- Margherita Bevignani
- Born: 1887
- Died: March 1921 Milan
- Occupation: Italian operatic soprano

= Margherita Bevignani =

Italian operatic singer

Margherita Bevignani (1887, (?) – March 1921, Milan) was an Italian operatic soprano, best known for being the first singer to record the entire role of Violetta in Giuseppe Verdi's opera La traviata in 1915.

==Biography==
Information is lacking concerning Bevignani's place of birth and her early years. She was apparently born in 1887 and studied singing with a certain teacher Perilli. She made her debut in 1909 at Politeama Garibaldi in Treviso as Micaela in Bizet's Carmen. Subsequently, she was invited to many Italian provincial stages, such as the Teatro Petruzzelli in Bari and the Teatro Massimo Bellini in Catania. In 1910 she made several guest appearances in a number of opera houses of Latin America, including the Theatro Municipal in Rio de Janeiro, where she sang Musetta in Puccini's La bohème and Gilda in Rigoletto. In 1911 she performed the role of Marguerite de Valois in Giacomo Meyerbeer's Les Huguenots at the Teatro Donizetti in Bergamo under the direction of Gino Marinuzzi. In 1912 Bevignani arrived in Milan, where she sang Amina in Bellini's La sonnambula at the Teatro dal Verme, though never appeared at La Scala.

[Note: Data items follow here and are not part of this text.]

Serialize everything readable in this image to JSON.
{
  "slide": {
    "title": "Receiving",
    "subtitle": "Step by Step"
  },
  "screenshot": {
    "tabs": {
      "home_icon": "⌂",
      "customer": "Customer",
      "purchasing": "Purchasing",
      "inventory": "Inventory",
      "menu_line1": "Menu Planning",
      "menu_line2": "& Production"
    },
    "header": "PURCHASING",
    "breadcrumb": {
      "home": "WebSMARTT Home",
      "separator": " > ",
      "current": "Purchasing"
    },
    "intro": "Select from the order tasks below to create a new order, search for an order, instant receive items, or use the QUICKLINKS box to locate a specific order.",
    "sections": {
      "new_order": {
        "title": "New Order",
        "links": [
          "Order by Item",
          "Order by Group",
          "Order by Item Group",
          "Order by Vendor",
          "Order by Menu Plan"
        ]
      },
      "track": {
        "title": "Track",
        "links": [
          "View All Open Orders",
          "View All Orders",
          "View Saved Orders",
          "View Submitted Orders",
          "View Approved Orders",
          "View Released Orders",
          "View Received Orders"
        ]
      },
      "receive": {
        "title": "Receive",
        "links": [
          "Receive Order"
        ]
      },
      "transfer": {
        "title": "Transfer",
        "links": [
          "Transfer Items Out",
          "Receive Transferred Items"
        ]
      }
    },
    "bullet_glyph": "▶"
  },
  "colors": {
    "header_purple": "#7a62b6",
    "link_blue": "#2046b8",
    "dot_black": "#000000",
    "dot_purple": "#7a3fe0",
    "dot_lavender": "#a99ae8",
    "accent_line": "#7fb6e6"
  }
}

In the same year she toured London, where, despite never managing to sing at The Royal Opera House, she performed Nedda in Leoncavallo's Pagliacci at the Coliseum Theatre. In 1914-1916 Bevignani was invited to the Netherlands, where she was particularly praised for her Violetta in La traviata as well as Norina in Gaetano Donizetti's Don Pasquale. Italy's entrance into the First World War forced the singer's stay in the Netherlands, where she gave successful performances as Violetta, Gilda, Rosina in Rossini's Il barbiere di Siviglia and Lucia di Lammermoor in Donizetti's opera of the same title. After returning to Italy in 1918, Bevignani was struck by a fierce attack of pulmonary tuberculosis which put an end to her career. Her last performance was La traviata at the Royal Theatre Carré in Amsterdam where she sang Violetta. Margherita Bevignani died in Milan in March 1921, being only 34 years old.

==Discography==
Even though Margherita Bevignani did not achieve any worldwide recognition and virtually never managed to sing at any of the world's principal opera houses, the name of this singer is significant. She sang Violetta in the first complete Italian recording of La traviata in 1915 with Franco Tumminello and Ernesto Badini as partners, made by La voce del padrone in Milan with the forces of La Scala under the direction of Carlo Sabajno. It shows Bevignani as a coloratura soprano. In addition, Bevignani can be heard on a number of separate recordings made for the Favorite company, including extended excerpts from Gounod's Faust, arias and duets by Verdi, Bellini, Donizetti, Rossini, Wagner and Massenet.